Wo fängt die neue Gesundheit also an? Die sogenannte „digitale Medizin“ zeichnet sich vor allem durch eine zentrale Eigenschaft aus: Sie generiert Daten an Orten wo bisher keine waren. Aus diesen Daten lassen sich medizinische Erkenntnisse ableiten. Wenn man sie denn zu nutzen weiß. Wer wird sie auswerten? Apple? Google? Das Startup für die Rückenschule? Oder doch die DAK? Und wo wandern die Daten überall hin?

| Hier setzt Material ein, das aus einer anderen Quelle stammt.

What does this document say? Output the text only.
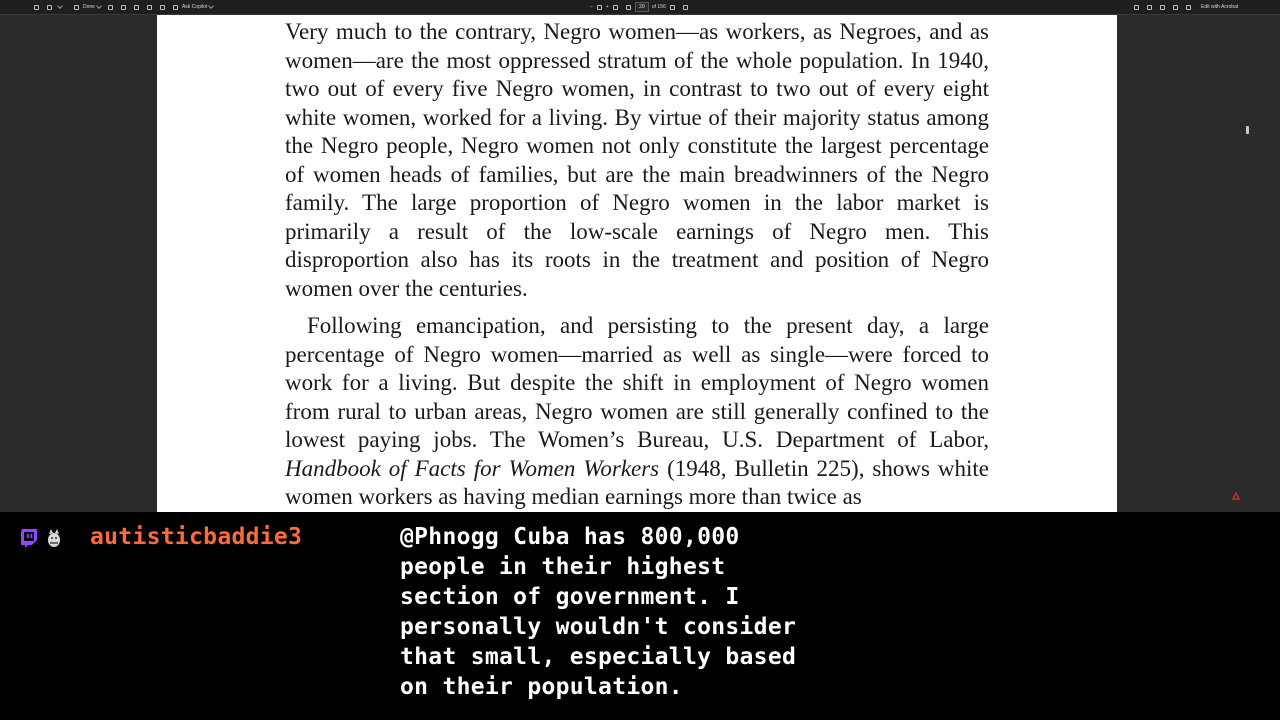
Done	Ask Copilot	−	+	20	of 156	Edit with Acrobat

Very much to the contrary, Negro women—as workers, as Negroes, and as women—are the most oppressed stratum of the whole population. In 1940, two out of every five Negro women, in contrast to two out of every eight white women, worked for a living. By virtue of their majority status among the Negro people, Negro women not only constitute the largest percentage of women heads of families, but are the main breadwinners of the Negro family. The large proportion of Negro women in the labor market is primarily a result of the low-scale earnings of Negro men. This disproportion also has its roots in the treatment and position of Negro women over the centuries.

Following emancipation, and persisting to the present day, a large percentage of Negro women—married as well as single—were forced to work for a living. But despite the shift in employment of Negro women from rural to urban areas, Negro women are still generally confined to the lowest paying jobs. The Women’s Bureau, U.S. Department of Labor, Handbook of Facts for Women Workers (1948, Bulletin 225), shows white women workers as having median earnings more than twice as

autisticbaddie3	@Phnogg Cuba has 800,000
people in their highest
section of government. I
personally wouldn't consider
that small, especially based
on their population.
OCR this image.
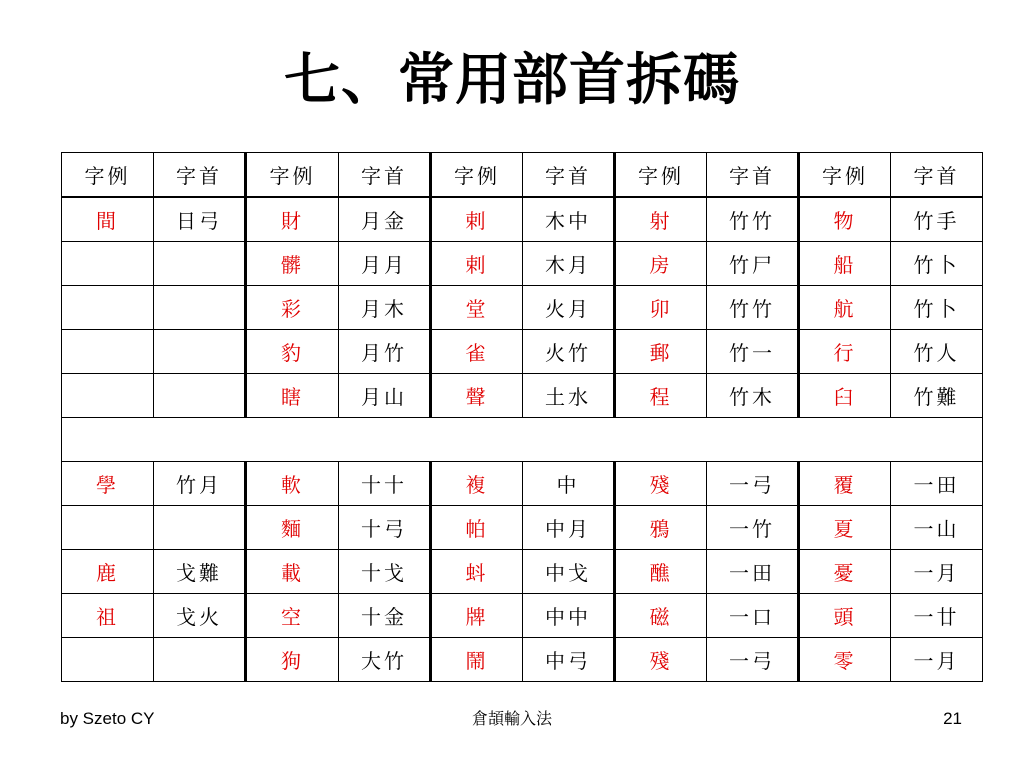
七、常用部首拆碼
字例	字首	字例	字首	字例	字首	字例	字首	字例	字首
間	日弓	財	月金	剌	木中	射	竹竹	物	竹手
		髒	月月	剌	木月	房	竹尸	船	竹卜
		彩	月木	堂	火月	卯	竹竹	航	竹卜
		豹	月竹	雀	火竹	郵	竹一	行	竹人
		瞎	月山	聲	土水	程	竹木	臼	竹難

學	竹月	軟	十十	複	中	殘	一弓	覆	一田
		麵	十弓	帕	中月	鴉	一竹	夏	一山
鹿	戈難	載	十戈	蚪	中戈	醮	一田	憂	一月
祖	戈火	空	十金	牌	中中	磁	一口	頭	一廿
		狗	大竹	鬧	中弓	殘	一弓	零	一月
by Szeto CY	倉頡輸入法	21
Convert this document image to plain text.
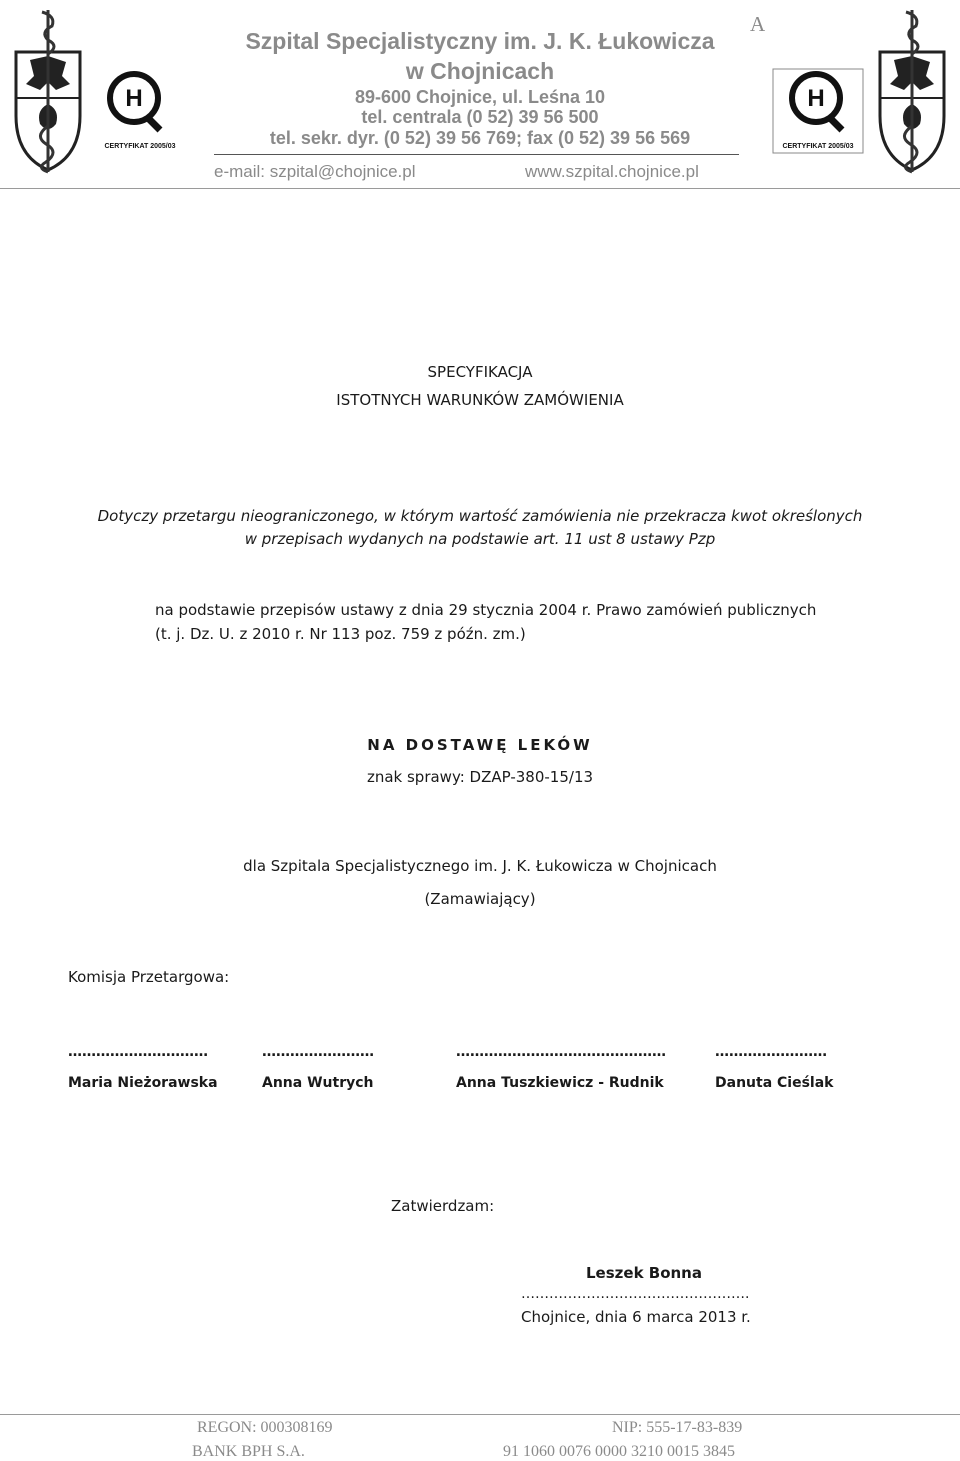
H
CERTYFIKAT 2005/03
H
CERTYFIKAT 2005/03
Szpital Specjalistyczny im. J. K. Łukowicza
A
w Chojnicach
89-600 Chojnice, ul. Leśna 10
tel. centrala (0 52) 39 56 500
tel. sekr. dyr. (0 52) 39 56 769; fax (0 52) 39 56 569
e-mail: szpital@chojnice.pl	www.szpital.chojnice.pl
SPECYFIKACJA
ISTOTNYCH WARUNKÓW ZAMÓWIENIA
Dotyczy przetargu nieograniczonego, w którym wartość zamówienia nie przekracza kwot określonych
w przepisach wydanych na podstawie art. 11 ust 8 ustawy Pzp
na podstawie przepisów ustawy z dnia 29 stycznia 2004 r. Prawo zamówień publicznych
(t. j. Dz. U. z 2010 r. Nr 113 poz. 759 z późn. zm.)
NA DOSTAWĘ LEKÓW
znak sprawy: DZAP-380-15/13
dla Szpitala Specjalistycznego im. J. K. Łukowicza w Chojnicach
(Zamawiający)
Komisja Przetargowa:
…………………………
Maria Nieżorawska
……………………
Anna Wutrych
………………………………………
Anna Tuszkiewicz - Rudnik
……………………
Danuta Cieślak
Zatwierdzam:
Leszek Bonna
………………………………………….
Chojnice, dnia 6 marca 2013 r.
REGON: 000308169	NIP: 555-17-83-839
BANK BPH S.A.	91 1060 0076 0000 3210 0015 3845
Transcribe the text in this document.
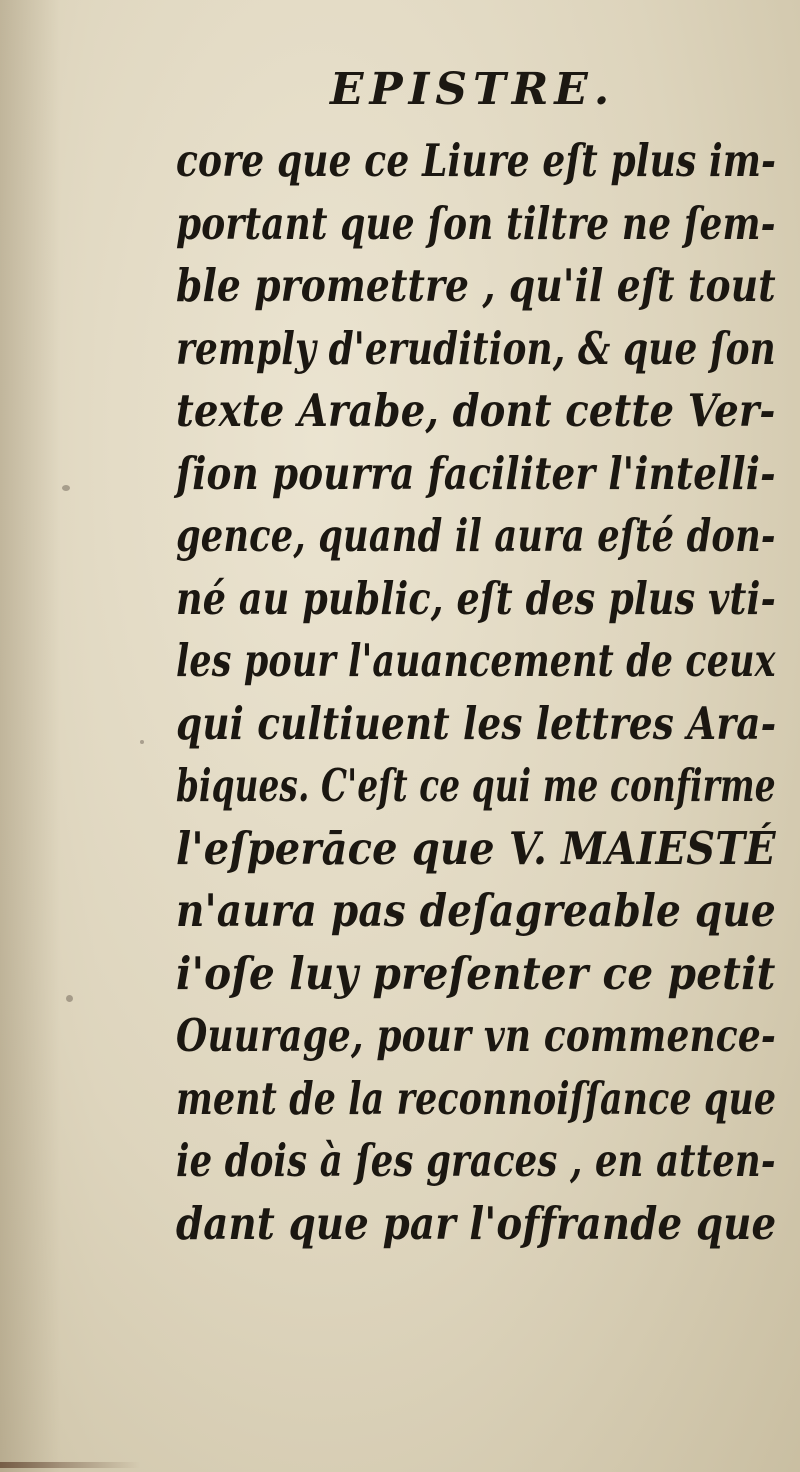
EPISTRE.
core que ce Liure eſt plus im-
portant que ſon tiltre ne ſem-
ble promettre , qu'il eſt tout
remply d'erudition, & que ſon
texte Arabe, dont cette Ver-
ſion pourra faciliter l'intelli-
gence, quand il aura eſté don-
né au public, eſt des plus vti-
les pour l'auancement de ceux
qui cultiuent les lettres Ara-
biques. C'eſt ce qui me confirme
l'eſperāce que V. MAIESTÉ
n'aura pas deſagreable que
i'oſe luy preſenter ce petit
Ouurage, pour vn commence-
ment de la reconnoiſſance que
ie dois à ſes graces , en atten-
dant que par l'offrande que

Die Krankenkassen sitzen jedenfalls auf einem Berg an Gesundheitsdaten ihrer Mitglieder. Eine intelligente Analyse dieser Daten und in Form von dezidierten Services zurückgespielt an die Versicherten, könnte gänzliche neue Präventionskonzepte zu Tage fördern. Wenn die Versicherten denn einwilligen. Den Versicherungen könnte das Geld sparen. Weil Krankheiten erkannt werden, bevor sich irgendein Schmerz überhaupt erst manifestiert, bevor wir überhaupt erst zum Arzt gehen, oder auch nur daran denken, zum Arzt zu gehen. Ist unser wahrer Schutzengel in Zukunft vielleicht ein sorgfältig gepflegter Gesundheitsdatens(ch)atz, den wir hüten wie die seltenste Briefmarke der Welt? Oder lauert die Gesundheitsdiktatur direkt am Handgelenk?
Die Frage der Datensouveränität wird eine entscheidende Rolle spielen. Damit sich der Gesundheitsdatenstrom – aus welcher Richtung er auch fließen mag – sich nicht zur halsbrecherischen Welle entwickelt.